Microsoft drops brain teasers from employee interview process
The interview process for Silicon Valley developer jobs has always had a reputation of being an arcane trial by fire exercise designed to weed down thousands of applicants to just the selected few antisocial geniuses.
Microsoft has however been making an effort to improve their hiring process to make it more useful and inclusive, and in a blog post John Montgomery, partner director of program management at Microsoft, explained the changes Microsoft has made to the process, which has meant cutting out such as questions as how many golf balls will fit into a 747.
Rethinking how we interview in Microsoft's Developer Division.
Also at Business Insider.
(Score: 2) by darkfeline on Wednesday January 02 2019, @04:42AM
> The interview process for Silicon Valley developer jobs has always had a reputation of being an arcane trial by fire
I believe most tech companies dropped brain teasers from interviews a long time ago. When I interviewed, I never encountered any. I'm surprised Microsoft still had them, even considering that they're Microsoft.

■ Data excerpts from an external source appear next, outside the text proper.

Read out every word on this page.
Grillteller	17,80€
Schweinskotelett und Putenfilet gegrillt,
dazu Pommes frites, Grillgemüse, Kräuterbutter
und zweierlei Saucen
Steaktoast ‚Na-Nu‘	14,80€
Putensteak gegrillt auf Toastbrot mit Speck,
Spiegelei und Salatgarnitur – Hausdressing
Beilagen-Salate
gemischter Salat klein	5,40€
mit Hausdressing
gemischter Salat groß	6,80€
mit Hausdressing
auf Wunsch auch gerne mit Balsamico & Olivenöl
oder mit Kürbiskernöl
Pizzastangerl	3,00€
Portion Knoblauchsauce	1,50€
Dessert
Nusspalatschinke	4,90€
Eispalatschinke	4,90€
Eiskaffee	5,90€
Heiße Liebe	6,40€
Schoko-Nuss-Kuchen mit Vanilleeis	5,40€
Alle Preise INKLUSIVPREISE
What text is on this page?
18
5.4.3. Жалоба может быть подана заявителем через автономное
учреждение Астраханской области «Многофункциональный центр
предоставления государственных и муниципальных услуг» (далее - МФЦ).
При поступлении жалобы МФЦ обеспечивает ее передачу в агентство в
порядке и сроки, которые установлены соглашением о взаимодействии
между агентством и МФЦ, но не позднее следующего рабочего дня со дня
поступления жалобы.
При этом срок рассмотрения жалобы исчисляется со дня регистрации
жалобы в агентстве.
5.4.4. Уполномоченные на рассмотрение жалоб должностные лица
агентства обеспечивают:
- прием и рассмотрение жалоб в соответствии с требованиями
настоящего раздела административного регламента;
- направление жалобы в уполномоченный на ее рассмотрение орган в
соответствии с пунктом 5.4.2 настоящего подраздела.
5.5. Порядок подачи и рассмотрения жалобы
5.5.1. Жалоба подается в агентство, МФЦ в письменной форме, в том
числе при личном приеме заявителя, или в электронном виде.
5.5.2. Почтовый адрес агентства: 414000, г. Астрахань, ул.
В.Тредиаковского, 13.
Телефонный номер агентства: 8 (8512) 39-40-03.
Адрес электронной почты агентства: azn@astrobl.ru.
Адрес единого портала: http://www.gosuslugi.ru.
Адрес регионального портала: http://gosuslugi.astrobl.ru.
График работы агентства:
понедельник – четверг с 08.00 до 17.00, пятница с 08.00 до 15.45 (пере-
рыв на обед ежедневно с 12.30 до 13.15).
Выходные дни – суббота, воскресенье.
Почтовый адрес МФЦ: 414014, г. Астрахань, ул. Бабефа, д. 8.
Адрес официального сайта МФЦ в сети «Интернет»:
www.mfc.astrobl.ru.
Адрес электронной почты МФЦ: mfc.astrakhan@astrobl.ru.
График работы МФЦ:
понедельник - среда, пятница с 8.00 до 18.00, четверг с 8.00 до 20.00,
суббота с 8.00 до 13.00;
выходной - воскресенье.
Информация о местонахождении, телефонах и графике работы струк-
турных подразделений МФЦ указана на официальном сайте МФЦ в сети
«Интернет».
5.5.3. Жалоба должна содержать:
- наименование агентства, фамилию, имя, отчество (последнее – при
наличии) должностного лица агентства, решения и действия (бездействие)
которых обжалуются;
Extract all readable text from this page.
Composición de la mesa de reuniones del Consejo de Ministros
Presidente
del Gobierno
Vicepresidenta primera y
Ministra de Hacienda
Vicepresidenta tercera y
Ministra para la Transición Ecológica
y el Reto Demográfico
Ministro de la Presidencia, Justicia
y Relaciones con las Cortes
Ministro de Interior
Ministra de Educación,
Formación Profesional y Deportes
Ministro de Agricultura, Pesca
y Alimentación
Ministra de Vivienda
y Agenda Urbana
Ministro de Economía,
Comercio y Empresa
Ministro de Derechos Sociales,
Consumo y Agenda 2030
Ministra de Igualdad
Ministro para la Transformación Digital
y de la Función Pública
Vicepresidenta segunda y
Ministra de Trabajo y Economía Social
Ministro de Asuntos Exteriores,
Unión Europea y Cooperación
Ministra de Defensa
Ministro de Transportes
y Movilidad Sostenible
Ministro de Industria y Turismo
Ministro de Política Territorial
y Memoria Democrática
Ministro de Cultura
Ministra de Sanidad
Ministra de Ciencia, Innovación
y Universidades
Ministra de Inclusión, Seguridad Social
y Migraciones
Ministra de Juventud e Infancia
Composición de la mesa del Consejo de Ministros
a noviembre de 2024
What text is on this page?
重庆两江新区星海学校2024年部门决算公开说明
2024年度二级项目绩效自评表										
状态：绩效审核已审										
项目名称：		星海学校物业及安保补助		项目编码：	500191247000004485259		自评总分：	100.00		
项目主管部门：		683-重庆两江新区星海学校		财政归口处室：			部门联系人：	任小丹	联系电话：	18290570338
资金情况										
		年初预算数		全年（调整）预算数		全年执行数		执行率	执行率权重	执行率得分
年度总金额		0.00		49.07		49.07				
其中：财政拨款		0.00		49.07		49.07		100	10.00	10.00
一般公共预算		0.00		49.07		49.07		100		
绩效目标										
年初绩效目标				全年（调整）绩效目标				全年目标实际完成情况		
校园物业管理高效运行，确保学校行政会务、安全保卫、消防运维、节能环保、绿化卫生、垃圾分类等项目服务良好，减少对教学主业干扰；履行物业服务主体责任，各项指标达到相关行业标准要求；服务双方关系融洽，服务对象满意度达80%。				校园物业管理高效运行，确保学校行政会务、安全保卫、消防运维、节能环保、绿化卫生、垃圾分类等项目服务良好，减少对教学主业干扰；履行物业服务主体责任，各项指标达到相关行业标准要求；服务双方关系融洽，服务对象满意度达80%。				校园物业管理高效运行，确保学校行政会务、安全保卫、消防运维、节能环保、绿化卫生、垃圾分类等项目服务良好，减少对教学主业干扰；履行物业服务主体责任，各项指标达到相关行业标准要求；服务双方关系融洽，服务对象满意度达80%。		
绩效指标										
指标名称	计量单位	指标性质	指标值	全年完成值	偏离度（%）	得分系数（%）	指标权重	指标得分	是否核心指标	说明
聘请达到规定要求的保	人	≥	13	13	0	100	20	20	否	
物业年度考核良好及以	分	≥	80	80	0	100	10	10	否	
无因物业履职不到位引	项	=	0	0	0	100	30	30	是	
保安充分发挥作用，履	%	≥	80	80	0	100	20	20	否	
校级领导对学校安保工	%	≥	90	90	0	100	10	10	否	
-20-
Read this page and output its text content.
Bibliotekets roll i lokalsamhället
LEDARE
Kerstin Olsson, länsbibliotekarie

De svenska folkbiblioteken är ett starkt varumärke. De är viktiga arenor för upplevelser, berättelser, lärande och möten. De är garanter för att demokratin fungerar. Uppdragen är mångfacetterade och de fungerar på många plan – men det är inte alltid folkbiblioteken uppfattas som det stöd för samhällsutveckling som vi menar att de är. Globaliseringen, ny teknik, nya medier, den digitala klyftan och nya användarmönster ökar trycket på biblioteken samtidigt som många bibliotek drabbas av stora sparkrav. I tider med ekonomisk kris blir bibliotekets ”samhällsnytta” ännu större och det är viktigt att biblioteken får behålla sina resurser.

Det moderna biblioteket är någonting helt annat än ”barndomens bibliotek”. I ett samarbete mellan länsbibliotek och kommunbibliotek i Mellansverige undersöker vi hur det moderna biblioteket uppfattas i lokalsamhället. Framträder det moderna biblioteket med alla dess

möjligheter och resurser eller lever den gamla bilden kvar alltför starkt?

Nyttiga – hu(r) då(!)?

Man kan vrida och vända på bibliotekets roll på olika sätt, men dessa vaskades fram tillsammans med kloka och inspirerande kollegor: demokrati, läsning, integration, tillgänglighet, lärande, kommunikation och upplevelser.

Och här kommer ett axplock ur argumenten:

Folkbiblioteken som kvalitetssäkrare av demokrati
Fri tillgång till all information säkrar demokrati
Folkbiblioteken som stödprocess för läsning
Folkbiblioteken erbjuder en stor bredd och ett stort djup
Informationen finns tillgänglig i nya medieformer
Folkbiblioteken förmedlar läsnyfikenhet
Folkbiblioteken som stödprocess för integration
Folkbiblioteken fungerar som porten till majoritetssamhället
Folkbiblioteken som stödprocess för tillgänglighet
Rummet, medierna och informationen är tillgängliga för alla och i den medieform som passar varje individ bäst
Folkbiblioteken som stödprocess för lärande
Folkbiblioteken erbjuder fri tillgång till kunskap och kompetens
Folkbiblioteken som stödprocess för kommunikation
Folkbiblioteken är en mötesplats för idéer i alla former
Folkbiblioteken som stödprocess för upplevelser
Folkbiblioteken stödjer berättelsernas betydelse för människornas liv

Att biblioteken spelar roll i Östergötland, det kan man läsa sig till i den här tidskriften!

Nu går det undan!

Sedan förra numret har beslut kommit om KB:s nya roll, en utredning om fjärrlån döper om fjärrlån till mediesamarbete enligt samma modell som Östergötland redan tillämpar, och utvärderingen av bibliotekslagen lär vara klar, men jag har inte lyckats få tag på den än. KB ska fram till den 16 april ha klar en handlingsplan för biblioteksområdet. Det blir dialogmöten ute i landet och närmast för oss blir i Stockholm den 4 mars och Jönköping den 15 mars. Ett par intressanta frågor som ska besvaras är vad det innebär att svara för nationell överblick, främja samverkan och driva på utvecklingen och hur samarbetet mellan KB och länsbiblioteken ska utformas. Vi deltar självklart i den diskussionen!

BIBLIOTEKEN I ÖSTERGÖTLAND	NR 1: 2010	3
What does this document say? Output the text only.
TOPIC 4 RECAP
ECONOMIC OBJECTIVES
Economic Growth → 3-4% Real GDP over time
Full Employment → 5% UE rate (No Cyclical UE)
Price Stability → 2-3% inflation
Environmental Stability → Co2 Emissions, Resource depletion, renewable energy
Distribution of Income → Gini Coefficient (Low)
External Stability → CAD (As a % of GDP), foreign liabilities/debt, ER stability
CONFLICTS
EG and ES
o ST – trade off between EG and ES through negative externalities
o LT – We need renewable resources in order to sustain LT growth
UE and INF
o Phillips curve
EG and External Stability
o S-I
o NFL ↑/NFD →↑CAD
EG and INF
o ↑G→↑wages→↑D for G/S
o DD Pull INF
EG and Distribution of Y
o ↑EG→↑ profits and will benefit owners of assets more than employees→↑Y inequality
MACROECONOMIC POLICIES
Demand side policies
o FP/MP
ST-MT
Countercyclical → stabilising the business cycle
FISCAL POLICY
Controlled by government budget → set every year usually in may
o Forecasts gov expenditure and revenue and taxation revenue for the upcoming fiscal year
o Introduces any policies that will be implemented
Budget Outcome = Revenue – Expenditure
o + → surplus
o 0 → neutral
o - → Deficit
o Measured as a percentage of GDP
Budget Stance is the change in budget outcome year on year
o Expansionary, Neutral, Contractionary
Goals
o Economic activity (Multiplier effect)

For example, I see a source saying Google banned them in 2010 or so.
https://www.newyorker.com/tech/annals-of-technology/why-brainteasers-dont-belong-in-job-interviews [newyorker.com]
The "arcane trial by fire" part is probably mostly because most "developers" can't write code. It's like asking someone with no education to pass an electrician's exam, of course it's going to feel like an "arcane trial by fire".